The “enhanced discretionary learner support fund”—if ever I heard an Orwellian phrase, that is it—is so far unclear. We have not been told how it will work, but we do know that funding will drop from half a billion—£575 million—a year to £75 million a year, and it is absolute fantasy to suggest that with such funding we will be able to cover all the students who need assistance. I have attended meeting after meeting with students, principals and lecturers, and they all say the same thing: “This will deter people, particularly from poorer backgrounds, from continuing in education.” Yet the Government, and Liberal and Tory MPs, have engaged in a process of mendacity and misinformation, saying, “We’ll work together and do our best to come up with some scheme that will actually work.” The way to send a signal to the Secretary of State, however, is to join us in the Lobby tonight and vote for our motion.
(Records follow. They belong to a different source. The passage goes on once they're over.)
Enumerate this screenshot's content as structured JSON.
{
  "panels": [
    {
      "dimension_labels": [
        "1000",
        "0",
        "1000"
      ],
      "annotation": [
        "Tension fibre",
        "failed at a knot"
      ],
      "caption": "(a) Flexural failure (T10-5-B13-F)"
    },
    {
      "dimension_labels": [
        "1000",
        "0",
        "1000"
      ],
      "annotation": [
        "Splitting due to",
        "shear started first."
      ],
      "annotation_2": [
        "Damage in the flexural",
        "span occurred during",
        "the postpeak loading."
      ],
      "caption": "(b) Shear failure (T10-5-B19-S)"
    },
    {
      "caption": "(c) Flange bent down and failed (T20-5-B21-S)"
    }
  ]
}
At a time when bankers’ bonuses are being doled out to the tune of £7 billion, it is an obscenity to see a Government refusing to intervene with the banks yet at the same time taking money away from some of the poorest students in this country. However, there is one thing that we should be grateful for, and that is that the Prime Minister and Deputy Prime Minister are managing to do what many of us have wanted to do for a long time by politicising a generation of students. I can promise the House that those students who are being politicised by the abolition of EMA and by the tuition fees debacle will not be voting Liberal Democrat and will not be voting Conservative.